Exercise. Consider the action of $\mathrm{Diff}(\mathbb R^n)$ on the space $C^\infty(\mathbb R^n)$ of smooth functions $\mathbb R^n \to \mathbb R$. Then
if $n\geq 2$, then there are exactly six (non-trivial) invariant subspaces;
if $n = 1$, then there are ten of them.
It's quite easy to find the invariant subspaces Gromov is thinking about (I will give no spoiler...). The problem is that, according to these two messages of C. McMullen, the exercise is actually false.
McMullen's counterexample is the following: take a sequence space $S \subset \mathbb R^\mathbb N$ and define the function subspace $$\mathscr E[S] = \left\{ f \in C^\infty(\mathbb R) \,\middle|\, \forall (x_n)_n \in \mathbb R^\mathbb N, |x_n| \xrightarrow[n\to\infty]{} \infty \Longrightarrow (f(x_n))_n \in S\right\}.$$ This is quite clearly a $\mathrm{Diff}(\mathbb R)$-invariant subspace of $C^\infty(\mathbb R)$. McMullen claims that the sequence space $$\mathrm{bv} = \left\{(a_n)_{n\in\mathbb N}\,\middle |\, \sum_{k} |a_{k+1} - a_k| < +\infty \right\}$$ already gives an example of an "exotic" invariant subspace $\mathscr E[\mathrm{bv}]$ (i.e. one different from Gromov's ten examples) and that it is easy to modify it to give uncountably many such invariant subspaces.
I have two questions:
- Can you prove McMullen's claims?
- If $n\geq 2$, is there an invariant subspace which isn't of the form $\mathscr E[S]$? (if $n = 1$, the space $\mathscr E[S]$ doesn't make any difference between the two ends $\pm \infty$ of $\mathbb R$ so only six of Gromov's ten subspaces are of this form).

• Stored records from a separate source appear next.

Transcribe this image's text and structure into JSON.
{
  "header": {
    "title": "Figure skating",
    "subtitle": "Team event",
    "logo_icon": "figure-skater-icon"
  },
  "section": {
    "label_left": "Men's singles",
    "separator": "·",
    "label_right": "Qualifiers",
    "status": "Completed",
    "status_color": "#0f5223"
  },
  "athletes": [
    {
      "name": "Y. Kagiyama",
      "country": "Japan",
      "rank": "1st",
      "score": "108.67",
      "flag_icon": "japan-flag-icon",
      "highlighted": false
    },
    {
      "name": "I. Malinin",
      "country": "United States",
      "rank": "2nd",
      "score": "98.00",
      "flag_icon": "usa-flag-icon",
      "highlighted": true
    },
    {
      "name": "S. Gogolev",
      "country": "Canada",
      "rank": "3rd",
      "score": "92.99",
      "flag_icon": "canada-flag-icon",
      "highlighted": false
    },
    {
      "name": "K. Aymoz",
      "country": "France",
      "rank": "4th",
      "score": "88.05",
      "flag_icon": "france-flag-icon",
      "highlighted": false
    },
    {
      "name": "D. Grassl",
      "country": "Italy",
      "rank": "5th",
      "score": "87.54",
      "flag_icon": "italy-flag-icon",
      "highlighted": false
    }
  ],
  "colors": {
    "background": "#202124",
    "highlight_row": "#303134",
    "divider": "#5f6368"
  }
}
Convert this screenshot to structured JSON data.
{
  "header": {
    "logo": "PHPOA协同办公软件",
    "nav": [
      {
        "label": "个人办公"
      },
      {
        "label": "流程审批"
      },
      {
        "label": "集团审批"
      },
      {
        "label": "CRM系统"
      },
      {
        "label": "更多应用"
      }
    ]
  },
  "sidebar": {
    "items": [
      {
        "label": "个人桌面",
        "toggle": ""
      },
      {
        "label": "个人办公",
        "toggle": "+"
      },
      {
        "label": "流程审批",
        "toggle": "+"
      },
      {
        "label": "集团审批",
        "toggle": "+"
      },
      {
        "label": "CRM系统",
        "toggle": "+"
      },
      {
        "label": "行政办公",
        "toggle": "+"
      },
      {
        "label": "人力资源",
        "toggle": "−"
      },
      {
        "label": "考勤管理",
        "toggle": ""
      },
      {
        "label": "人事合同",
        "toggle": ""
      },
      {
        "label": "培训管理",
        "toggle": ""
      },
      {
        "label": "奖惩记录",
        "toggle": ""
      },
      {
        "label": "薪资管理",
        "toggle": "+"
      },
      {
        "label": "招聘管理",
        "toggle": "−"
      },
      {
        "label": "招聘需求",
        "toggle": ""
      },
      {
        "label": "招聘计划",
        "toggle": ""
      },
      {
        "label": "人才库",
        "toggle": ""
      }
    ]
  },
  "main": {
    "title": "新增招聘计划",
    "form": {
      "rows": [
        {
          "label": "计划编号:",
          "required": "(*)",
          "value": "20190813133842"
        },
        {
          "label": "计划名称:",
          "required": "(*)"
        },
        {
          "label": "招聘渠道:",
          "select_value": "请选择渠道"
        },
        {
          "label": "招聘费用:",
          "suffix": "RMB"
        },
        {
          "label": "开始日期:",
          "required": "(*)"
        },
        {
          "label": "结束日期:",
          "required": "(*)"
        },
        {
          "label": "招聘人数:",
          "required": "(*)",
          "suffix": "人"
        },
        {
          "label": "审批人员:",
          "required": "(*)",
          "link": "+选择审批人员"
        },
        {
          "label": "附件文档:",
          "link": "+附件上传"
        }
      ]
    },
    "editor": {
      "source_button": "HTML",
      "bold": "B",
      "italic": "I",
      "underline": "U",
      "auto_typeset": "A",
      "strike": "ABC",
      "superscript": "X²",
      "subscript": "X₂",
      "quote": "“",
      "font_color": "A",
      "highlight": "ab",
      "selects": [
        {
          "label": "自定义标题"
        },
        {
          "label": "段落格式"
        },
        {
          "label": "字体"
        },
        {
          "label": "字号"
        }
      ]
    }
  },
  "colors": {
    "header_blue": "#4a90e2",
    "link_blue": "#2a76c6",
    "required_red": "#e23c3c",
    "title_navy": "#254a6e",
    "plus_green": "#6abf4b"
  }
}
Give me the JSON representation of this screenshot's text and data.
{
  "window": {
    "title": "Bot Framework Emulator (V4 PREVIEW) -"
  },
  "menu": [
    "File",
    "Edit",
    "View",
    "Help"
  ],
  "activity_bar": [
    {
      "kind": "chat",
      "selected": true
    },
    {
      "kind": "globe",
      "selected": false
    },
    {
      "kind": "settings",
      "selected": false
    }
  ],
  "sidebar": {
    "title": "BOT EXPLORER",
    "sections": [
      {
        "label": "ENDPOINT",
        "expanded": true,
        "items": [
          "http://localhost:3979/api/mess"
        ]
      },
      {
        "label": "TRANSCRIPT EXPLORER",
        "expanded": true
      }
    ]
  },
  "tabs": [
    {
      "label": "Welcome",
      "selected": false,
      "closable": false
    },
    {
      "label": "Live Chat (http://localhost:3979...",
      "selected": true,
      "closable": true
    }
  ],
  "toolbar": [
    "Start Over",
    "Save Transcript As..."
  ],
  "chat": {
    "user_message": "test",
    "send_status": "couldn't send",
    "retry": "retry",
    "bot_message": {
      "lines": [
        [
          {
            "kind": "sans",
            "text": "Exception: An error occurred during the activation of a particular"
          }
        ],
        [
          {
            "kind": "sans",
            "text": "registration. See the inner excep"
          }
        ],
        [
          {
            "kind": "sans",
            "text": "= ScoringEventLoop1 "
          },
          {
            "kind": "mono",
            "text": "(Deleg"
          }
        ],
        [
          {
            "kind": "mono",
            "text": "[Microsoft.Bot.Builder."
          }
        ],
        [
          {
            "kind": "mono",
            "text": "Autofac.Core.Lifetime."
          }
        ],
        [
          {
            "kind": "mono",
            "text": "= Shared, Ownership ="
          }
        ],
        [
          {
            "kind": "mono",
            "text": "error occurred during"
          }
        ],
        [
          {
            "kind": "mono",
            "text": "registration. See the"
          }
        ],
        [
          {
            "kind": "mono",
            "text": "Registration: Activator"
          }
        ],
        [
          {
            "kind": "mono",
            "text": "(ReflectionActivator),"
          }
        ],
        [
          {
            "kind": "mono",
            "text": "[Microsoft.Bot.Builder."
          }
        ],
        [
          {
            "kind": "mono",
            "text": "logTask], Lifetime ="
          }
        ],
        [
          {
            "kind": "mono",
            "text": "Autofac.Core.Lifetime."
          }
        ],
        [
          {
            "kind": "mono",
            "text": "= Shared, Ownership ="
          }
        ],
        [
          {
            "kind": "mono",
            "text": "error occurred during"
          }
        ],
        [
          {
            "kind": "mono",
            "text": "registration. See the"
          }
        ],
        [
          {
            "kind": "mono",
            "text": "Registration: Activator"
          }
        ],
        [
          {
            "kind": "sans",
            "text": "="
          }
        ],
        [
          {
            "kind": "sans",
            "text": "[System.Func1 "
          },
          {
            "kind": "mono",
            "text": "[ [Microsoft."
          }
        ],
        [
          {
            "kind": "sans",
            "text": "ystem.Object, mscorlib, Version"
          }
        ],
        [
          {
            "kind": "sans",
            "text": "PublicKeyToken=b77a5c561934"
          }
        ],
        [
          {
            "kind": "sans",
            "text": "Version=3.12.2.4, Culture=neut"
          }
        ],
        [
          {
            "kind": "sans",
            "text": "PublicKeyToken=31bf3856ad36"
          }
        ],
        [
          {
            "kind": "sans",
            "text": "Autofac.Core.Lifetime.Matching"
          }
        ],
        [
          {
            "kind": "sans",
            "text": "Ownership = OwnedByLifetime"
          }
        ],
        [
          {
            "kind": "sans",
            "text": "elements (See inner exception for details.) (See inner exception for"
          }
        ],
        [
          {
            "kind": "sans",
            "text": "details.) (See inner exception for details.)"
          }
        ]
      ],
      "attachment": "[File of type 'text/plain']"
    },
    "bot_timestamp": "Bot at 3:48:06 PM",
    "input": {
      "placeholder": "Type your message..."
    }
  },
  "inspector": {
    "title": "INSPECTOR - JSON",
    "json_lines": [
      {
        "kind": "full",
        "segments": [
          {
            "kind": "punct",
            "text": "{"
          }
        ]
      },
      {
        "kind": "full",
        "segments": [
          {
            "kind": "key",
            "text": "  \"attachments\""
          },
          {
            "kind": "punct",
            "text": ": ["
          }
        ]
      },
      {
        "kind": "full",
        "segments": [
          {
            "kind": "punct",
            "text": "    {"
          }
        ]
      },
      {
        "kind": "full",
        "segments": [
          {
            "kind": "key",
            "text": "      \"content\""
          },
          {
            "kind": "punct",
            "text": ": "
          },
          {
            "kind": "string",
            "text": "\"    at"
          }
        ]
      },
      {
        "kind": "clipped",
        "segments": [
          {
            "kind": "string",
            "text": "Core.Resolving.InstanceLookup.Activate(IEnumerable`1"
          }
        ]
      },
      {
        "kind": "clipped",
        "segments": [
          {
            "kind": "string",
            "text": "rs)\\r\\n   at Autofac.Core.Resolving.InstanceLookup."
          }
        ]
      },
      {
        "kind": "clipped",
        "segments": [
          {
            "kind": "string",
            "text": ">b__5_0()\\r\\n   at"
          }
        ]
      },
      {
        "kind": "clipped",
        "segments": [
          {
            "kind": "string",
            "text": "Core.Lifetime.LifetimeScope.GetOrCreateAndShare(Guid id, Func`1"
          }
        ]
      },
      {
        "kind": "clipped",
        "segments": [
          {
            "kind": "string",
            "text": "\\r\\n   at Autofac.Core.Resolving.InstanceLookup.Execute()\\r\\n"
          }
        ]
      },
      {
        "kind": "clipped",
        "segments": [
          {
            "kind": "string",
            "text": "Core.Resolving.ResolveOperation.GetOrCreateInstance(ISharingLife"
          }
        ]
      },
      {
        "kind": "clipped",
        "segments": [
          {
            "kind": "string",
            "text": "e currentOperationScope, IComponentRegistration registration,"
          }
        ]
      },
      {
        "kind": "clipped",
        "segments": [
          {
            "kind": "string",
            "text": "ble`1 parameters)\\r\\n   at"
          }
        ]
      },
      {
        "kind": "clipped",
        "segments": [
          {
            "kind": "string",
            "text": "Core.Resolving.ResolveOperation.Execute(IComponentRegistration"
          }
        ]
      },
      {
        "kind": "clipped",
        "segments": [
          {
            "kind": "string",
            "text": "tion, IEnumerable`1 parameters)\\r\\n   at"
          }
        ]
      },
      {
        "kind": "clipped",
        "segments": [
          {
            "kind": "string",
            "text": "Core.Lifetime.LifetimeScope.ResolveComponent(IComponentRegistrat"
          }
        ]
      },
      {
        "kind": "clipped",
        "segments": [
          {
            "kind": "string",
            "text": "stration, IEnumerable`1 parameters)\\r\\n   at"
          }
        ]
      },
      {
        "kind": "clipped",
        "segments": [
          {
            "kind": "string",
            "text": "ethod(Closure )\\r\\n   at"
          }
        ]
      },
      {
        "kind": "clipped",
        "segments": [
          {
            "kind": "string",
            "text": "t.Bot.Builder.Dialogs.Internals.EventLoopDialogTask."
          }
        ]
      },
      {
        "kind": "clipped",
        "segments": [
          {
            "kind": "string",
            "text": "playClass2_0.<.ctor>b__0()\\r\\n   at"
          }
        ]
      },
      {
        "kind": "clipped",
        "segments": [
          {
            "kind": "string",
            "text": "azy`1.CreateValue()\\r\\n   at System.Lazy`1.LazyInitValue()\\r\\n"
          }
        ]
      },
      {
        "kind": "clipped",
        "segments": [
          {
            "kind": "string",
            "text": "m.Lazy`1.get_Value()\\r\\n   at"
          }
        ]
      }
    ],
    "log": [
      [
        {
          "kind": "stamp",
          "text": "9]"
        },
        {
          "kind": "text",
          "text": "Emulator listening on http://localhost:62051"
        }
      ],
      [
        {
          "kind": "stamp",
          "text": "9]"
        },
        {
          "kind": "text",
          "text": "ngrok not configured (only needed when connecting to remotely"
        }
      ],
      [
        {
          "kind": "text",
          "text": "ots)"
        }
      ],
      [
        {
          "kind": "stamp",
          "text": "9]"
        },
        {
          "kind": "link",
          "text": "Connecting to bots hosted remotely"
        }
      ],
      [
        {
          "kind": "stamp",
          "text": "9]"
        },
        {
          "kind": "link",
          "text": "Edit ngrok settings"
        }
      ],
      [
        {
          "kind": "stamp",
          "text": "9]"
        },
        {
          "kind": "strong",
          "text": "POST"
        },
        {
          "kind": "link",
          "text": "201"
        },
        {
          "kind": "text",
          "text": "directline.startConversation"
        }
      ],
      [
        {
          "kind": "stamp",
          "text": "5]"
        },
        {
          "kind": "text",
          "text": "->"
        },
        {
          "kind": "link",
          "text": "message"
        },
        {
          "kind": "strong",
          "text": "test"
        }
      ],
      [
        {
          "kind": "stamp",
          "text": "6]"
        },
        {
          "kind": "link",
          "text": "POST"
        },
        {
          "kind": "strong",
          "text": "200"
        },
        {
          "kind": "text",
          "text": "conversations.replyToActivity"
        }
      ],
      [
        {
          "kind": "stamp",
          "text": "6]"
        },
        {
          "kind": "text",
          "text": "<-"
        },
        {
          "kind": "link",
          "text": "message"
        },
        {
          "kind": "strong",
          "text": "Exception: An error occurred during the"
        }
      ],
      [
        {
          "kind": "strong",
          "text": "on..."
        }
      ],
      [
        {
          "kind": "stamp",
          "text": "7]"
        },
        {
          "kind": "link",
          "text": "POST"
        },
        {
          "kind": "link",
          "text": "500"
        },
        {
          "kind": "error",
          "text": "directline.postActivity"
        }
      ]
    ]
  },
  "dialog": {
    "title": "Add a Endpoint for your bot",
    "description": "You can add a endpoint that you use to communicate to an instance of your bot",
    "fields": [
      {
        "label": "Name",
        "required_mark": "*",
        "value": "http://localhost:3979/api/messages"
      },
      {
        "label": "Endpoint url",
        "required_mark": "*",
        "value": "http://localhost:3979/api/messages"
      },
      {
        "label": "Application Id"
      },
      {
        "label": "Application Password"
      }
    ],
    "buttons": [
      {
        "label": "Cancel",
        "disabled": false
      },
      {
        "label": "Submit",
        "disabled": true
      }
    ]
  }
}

EDIT: I left the original answer below, but I think the sequence space $\mathcal{E}[bv]$ as defined in the question and its variation defined below is just the space of functions which are constant in some neighborhood of $\infty$, and I assume that this is one of the "standard" spaces Gromov mentions. Just to clarify, I used $m$ as an index since $n$ is used for the dimension of the space.
If a function $f$ is not constant in some neighborhood of $\infty$, there exists a sequence of points $y_k \to \infty$ such that $f(y_k) \ne f(y_l)$ for $k \ne l$. Now pick integers $N_k > 1/|f(y_k) - f(y_{k+1})|$, and define the sequence $(x_m)$ by concatenating $N_1$ pairs $y_1, y_2$, then $N_2$ pairs $y_2, y_3$, in general $N_k$ pairs $y_k, y_{k+1}$. By the choice of integers, the variation in the sequence $f(x_m)$ over the $N_k$ pairs $f(y_k), f(y_{k+1})$ is greater than 1 for every $k$, so the total variation is infinite.
In the case $n=1$ one could modify the definition and restrict it to monotone sequences $(x_m)$, in which case the spaces of finite $p$-variation are all distinct, which can be shown using functions of the form $f(x) = \frac{\sin x}{x^\alpha}$ for $x \ge 1$. However, I see no similar modification which would work in dimension greater than 1.
ORIGINAL ANSWER: I don't know the answer to the second question, but for the first part it seems that replacing finite variation by finite $p$-variation for $p>1$ leads to an uncountable (nested) family of invariant subspaces. I.e., instead of bv consider the sequence space $$ \mathrm{bv}^p = \left\{ (a_n) : \sum_n |a_{n+1}-a_n|^p < \infty \right\} $$